Herbstgrau

Herbstgrau

24. November 2021 Aus Von Stephan Bordt

Ende November ist die Zeit der roten Blätter dem bleiernen Grau des Spätherbsts gewichen. Das Virus beherrscht wieder das Alltagsgeschehen. Politik macht noch weniger Spaß als vor dem 26. September, zumindest als Mitglied der LINKEN. Jetzt heißt es: Impfen, testen, arbeiten, Augen zu und durch!

Das graue Gewand dieser Jahreszeit mag ich sogar, diese bis an die Grenze des Erträglichen melancholischen, ungemütlich-kühlen Tage unter einer tiefhängenden Wolkendecke und die langen eisigen Nächte im Schein matter Straßenlaternen. Beruflich läuft es rund. In der Fraktion im Gemeinderat Mannheim ist die Stimmung ungebrochen gut und wir arbeiten weiter an unserer politischen Agenda. Aus den Parteiämtern bin ich im Streit ausgeschieden. Inzwischen ist im Kreisverband der LINKEN Mannheim wieder Frieden eingekehrt, der ein bisschen wie Friedhofsruhe anmutet. Doch der Kampf geht weiter, irgendwie, mit Hoffnung auf bessere Zeiten, teilweise auch mit neuem Personal.

Richtig frustrierend sind die überregionalen Entwicklungen. Die Pandemie galoppiert uns mal wieder davon und zieht dabei viele Menschen in den Abgrund. Dass es sich dabei überwiegend um Impfverweigerer handelt, lässt viele, auch mich, fast mit den Schultern zucken. Aber auch sie belasten das Gesundheitssystem, erhöhen das Infektionsrisiko und außerdem landen auch Geimpfte auf den Intensivstationen. Kurz: Corona beherrscht mit der vierten Welle erneut das öffentliche Leben.

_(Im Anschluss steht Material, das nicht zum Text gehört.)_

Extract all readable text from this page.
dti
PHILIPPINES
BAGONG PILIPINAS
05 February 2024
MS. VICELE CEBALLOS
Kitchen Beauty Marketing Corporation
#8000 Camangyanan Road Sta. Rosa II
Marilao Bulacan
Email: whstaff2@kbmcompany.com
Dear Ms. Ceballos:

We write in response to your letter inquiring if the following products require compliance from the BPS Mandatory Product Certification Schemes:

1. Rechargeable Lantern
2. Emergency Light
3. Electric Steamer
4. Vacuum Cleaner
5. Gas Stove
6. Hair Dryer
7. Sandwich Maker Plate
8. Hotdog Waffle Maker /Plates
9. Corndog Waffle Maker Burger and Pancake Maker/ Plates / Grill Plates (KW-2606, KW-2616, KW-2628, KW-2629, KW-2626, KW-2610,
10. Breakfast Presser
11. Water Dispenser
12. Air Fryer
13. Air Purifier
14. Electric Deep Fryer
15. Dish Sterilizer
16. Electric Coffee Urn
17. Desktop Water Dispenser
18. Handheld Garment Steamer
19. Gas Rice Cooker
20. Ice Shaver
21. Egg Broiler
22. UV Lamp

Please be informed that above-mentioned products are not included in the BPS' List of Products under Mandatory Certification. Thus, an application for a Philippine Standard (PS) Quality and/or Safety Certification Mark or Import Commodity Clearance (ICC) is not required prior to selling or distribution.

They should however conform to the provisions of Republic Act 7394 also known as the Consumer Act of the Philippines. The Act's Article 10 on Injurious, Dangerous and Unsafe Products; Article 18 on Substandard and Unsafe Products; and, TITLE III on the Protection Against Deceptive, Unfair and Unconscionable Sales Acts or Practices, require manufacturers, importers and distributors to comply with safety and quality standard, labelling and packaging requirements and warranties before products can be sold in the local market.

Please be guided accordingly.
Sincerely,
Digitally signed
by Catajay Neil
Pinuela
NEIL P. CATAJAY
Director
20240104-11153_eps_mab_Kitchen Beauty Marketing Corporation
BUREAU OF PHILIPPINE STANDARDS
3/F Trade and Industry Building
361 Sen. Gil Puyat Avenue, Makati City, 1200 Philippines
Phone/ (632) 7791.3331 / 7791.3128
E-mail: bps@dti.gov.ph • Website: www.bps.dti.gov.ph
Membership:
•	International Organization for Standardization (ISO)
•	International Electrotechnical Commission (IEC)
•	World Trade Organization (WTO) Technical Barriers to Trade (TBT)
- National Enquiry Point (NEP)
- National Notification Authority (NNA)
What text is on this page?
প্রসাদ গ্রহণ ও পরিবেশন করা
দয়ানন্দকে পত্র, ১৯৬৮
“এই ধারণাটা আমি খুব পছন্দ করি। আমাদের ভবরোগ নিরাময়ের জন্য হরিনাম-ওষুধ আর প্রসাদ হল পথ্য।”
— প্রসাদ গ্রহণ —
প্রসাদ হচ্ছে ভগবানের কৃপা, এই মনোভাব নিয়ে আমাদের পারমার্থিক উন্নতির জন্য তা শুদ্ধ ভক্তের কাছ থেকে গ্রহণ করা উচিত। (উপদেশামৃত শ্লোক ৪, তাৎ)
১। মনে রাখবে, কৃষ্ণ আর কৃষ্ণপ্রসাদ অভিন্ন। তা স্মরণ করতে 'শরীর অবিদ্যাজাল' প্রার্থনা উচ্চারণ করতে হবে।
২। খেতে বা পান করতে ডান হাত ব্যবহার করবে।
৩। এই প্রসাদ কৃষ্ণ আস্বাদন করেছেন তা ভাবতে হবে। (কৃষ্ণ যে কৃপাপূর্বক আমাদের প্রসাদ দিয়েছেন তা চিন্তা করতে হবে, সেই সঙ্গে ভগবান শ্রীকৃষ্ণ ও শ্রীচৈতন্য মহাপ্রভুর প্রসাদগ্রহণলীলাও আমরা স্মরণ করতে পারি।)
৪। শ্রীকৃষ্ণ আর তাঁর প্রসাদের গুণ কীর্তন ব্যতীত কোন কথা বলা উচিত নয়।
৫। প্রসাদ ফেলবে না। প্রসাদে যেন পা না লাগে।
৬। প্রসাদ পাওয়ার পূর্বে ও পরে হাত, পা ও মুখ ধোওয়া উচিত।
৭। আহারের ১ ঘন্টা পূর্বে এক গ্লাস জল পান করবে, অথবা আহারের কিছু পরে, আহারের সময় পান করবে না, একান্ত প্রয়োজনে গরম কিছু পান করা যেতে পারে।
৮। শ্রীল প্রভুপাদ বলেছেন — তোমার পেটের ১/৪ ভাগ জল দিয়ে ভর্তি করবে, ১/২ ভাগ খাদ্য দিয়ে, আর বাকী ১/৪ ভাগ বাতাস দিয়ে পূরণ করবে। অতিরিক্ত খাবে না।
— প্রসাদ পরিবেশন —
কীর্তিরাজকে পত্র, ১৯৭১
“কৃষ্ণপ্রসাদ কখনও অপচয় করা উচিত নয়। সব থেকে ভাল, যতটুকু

Um den Bogen zur Partei DIE LINKE zu spannen, muss ich leider auf eine der prominentesten Impfgegerinnen der Republik eingehen: Sahra Wagenknecht. Die politische Amokläuferin von der Saar ist es eigentlich nicht wert, immer wieder Worte über sie zu verschwenden. Aber der Teil der Partei, der am meisten die öffentliche Wahrnehmung und ein kleines Stück weit die reale Politik beeinflusst, nämlich die Bundestagsfraktion, hat sich ganz offensichtlich auf einen Kuhhandel mit der Querfrontlerin und ihrer Entourage eingelassen. Sie darf weitgehend unwidersprochen das Image der Partei DIE LINKE beschädigen, dafür hält die Fraktion still und sackt die Pfründe des Privilegs Fraktionsstatus ein. Denn wenn endlich konsequent an Partei- und letztem Wahlprogramm orientierte Politik als Handlungsanweisung durchgesetzt würde, wären Wagenknecht und Gefolge raus – und damit der Fraktionsstatus dahin. Aber die Partei wäre endlich wieder ernstzunehmen – ganz sicher nicht nur von mir. Gerade jetzt hätte DIE LINKE das Monopol als Oppositon von links im Bundestag und könnte auch die Bewegungen auf der Straße voranbringen. Könnte …

Auch das neu in den Bundestag aufgerückte Duo der Parteivorsitzenden macht offenbar mit beim Kuhhandel. Die kurze Phase des Aufbruchs in den letzten Monaten vor der Bundestagswahl ist vorbei, die Zuversicht verpufft. So trudelt die Partei trotz aller Beschwörungen des nötigen Neuanfangs nach dem Wahldesaster müde und kraftlos dem Abgrund der Bedeutungslosigkeit entgegen. Nie war so viel politische Unfähigkeit oder fehlende Konsequenz in den Führungspositionen versammelt. Dabei habe ich wie so viele in der LINKEN zumindest auf Janine Wissler und ihren gekonnten öffentlichen Auftritt gehofft, nachdem das alte Duo Kipping-Riexinger jede Strahlkraft und interne Authorität längst verloren hatte. Okay, vielleicht berappelt sich die Partei nochmal, auf jeden Winter folgt ein Frühling. Aber zur Zeit prägt sie das graue Novemberbild geradezu perfekt. Wir sollten das Corporate Design anpassen. Als Phönix aus der Asche könnten wir es dann umso deutlicher auffrischen.